Before the word, we did the work. But I like to think of how words and concepts like intersectionality can travel, be shared and become sources of connection.

In Turkey, the politicians in power relentlessly call feminism a threat to social values and also openly target feminists. Even under such serious attacks, the feminist struggle is getting stronger day by day. Considering this actual situation, what would you like to tell your readers in Turkey?

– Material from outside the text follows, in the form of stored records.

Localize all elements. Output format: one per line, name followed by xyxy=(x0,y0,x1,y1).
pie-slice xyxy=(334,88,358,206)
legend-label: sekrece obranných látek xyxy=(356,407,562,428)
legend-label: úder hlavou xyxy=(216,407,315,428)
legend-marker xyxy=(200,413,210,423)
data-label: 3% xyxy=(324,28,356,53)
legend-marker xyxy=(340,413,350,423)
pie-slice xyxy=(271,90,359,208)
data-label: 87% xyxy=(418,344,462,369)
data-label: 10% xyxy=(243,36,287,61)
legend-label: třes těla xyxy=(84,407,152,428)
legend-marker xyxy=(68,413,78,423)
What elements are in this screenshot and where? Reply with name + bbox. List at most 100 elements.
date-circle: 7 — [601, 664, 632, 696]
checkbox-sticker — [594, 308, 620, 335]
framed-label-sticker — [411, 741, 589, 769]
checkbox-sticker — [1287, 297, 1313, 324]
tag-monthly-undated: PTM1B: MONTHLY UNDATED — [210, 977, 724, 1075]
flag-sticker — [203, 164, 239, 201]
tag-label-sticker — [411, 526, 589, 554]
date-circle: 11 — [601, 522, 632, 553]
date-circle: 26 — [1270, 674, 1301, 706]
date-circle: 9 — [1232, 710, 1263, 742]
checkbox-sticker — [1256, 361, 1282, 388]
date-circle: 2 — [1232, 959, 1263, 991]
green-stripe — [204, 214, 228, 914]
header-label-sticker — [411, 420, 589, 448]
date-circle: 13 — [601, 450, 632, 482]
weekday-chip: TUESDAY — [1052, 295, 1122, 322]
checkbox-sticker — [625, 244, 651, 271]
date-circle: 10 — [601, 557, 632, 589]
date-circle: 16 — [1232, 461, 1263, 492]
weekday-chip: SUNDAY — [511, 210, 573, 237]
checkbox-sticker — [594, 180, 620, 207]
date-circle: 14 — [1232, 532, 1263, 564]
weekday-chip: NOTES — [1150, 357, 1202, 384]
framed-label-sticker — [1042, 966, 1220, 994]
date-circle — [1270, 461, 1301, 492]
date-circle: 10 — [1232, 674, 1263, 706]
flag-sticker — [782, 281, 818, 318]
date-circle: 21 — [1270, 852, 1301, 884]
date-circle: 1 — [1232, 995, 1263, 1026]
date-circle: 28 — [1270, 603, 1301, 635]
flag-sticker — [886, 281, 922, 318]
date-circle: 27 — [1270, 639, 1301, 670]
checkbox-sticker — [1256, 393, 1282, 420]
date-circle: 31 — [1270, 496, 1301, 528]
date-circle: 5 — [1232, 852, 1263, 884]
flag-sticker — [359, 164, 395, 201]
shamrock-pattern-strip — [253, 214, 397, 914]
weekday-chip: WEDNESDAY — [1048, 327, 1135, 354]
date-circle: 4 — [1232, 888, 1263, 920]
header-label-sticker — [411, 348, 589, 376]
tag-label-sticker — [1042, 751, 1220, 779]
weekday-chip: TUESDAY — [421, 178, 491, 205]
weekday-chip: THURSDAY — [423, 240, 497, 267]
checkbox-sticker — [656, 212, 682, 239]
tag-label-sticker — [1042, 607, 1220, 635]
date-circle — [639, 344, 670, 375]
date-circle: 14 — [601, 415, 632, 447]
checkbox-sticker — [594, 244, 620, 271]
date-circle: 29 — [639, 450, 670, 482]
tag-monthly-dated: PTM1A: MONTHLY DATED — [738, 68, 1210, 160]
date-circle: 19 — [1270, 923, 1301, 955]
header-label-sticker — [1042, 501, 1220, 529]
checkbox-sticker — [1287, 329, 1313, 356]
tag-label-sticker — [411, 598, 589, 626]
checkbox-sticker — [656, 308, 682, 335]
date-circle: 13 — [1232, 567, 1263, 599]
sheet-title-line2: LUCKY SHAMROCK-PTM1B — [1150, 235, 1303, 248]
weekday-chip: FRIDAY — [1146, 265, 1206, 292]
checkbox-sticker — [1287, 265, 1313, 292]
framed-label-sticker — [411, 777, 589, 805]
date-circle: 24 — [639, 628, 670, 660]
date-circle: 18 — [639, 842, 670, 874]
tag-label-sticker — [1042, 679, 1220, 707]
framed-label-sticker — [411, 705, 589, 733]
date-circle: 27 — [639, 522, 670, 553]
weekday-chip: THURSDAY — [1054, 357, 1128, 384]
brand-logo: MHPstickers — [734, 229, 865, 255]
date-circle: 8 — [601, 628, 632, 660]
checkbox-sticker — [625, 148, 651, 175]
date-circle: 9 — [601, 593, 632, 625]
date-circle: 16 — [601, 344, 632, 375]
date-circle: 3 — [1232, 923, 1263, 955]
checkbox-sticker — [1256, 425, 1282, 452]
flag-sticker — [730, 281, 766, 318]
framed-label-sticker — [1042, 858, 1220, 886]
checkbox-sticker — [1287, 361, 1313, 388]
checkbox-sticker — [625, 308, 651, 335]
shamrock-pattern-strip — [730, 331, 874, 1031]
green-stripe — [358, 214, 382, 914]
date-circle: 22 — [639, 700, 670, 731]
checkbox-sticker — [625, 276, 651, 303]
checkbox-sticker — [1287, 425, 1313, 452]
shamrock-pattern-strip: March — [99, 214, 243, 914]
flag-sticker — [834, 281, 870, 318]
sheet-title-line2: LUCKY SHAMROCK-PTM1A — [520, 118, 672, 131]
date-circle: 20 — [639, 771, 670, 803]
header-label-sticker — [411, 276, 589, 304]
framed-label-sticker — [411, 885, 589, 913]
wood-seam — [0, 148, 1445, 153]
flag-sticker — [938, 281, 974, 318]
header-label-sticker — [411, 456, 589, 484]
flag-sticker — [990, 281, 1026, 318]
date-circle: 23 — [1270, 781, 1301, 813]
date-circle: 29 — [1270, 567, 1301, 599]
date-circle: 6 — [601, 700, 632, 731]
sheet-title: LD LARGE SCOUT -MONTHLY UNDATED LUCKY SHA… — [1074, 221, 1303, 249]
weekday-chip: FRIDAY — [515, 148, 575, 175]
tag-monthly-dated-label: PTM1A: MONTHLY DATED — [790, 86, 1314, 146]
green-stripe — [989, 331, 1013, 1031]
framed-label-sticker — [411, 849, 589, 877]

When you are under attack it is often a sign you are getting somewhere. The more visible you are, the louder you are; the more they come after you. When those who have had the power to decide what we are to do and how we are to be are threatened, it is often because they sense they cannot take their power for granted. Our strength can be evidenced by their fear. But it is hard being under attack. It can be dangerous to be perceived as a danger to social values. And so: the more we are attacked, the more we need each other, to help each other. For me feminism and LGBTQI politics requires building support systems so that when we are under attack, we have somewhere to go.